Only the expense already approved implies 28,403 million euros, taking the bulk of the benefits related to the ERTE, which represent 17,894 million euros. The update of the installments on account for the communities represent 2,867 million, the credit to the Ministry of Health on account of the contingency fund adds 1,400 million more and the labor losses due to isolation, 1,355 million additional.

Montero: «There will be no adjustment of public spending»

For 2021 the Executive has preferred not to calculate the deficit and the public debt, according to Montero they will do it next year when they have “more data”. But the cost to the public sector is monumental and will not fade easily over time. Calviño and Montero have hoped to approve the Google and Tobin rates for digital services and financial transactions as soon as possible, but both taxes collectively collected, in the optimistic estimate of the Government, 2,050 million. And as the minister-spokesperson has detailed, they will not enter into force “Until the fourth quarter”.

But the joint collection will be reduced in the “environment of 5%”, Montero pointed out.
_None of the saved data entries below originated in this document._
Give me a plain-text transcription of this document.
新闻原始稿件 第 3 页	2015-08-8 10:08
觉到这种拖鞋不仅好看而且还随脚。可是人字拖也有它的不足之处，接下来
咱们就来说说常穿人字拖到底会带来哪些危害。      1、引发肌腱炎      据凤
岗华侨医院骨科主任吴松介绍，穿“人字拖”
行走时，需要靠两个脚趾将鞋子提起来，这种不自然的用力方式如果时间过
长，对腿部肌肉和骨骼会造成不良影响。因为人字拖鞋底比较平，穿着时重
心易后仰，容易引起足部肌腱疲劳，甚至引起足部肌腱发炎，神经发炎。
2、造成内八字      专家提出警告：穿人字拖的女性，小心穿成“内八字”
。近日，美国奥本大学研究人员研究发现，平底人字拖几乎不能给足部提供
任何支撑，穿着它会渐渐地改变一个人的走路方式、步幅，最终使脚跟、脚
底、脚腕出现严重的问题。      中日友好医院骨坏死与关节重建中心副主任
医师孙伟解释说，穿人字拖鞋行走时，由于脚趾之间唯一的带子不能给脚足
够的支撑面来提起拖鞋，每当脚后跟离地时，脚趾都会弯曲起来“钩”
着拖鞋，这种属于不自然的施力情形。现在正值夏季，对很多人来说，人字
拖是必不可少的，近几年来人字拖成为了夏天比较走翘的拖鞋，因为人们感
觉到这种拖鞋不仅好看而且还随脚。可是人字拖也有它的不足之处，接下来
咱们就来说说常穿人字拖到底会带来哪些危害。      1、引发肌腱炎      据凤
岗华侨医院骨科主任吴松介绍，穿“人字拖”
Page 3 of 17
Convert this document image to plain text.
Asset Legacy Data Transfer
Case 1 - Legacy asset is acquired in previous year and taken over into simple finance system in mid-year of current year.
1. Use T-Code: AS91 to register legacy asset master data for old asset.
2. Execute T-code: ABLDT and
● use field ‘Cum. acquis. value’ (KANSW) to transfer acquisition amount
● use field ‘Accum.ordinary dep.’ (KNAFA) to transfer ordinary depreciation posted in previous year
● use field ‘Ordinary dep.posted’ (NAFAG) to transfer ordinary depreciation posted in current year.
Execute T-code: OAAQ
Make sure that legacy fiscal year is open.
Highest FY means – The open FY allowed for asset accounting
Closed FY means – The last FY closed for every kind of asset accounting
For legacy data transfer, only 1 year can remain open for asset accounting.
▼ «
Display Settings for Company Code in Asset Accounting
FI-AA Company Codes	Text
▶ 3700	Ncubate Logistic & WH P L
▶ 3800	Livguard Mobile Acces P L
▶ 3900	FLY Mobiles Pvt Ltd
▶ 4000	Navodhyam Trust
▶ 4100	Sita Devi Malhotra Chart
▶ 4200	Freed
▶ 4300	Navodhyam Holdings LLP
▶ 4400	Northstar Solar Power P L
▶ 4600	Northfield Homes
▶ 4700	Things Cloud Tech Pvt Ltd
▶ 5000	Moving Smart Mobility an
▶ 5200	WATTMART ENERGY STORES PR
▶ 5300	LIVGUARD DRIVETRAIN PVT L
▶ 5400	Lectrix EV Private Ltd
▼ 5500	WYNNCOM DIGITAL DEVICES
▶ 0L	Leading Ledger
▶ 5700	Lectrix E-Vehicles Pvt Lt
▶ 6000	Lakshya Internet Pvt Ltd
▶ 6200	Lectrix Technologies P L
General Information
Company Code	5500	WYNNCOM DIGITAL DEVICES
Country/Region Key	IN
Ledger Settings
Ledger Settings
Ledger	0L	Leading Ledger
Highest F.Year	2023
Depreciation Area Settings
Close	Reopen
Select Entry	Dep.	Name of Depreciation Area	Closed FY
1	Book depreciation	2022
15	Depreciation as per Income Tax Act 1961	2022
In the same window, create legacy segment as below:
Due to taxes, the great fall in collection occurs on business activity and operations, which sheds light on what the economic impact will be by sectors. The Corporation tax will reduce its income by 8.7% and Capital Transfer by 37.9%.

The Personal income tax It will be the one that falls the least in the forecasts of the Treasury, with 2.4% less and the prices lowering its income by 5.75%. Regarding the VATDespite the drop in consumption, it will decrease “only” by 5.2%, while excise duties will lower their contribution by 6.7%.

«No adjustments are planned in public sector spending“Montero insisted, adding that” the Government is not considering either a massive increase in taxes or a massive decrease in taxes. ” Instead, in addition to the Google and Tobin tax, it has opted to speed up the approval of the new Anti-Fraud Law. But, in the disbursement or in the income, sooner or later more important adjustments will be needed.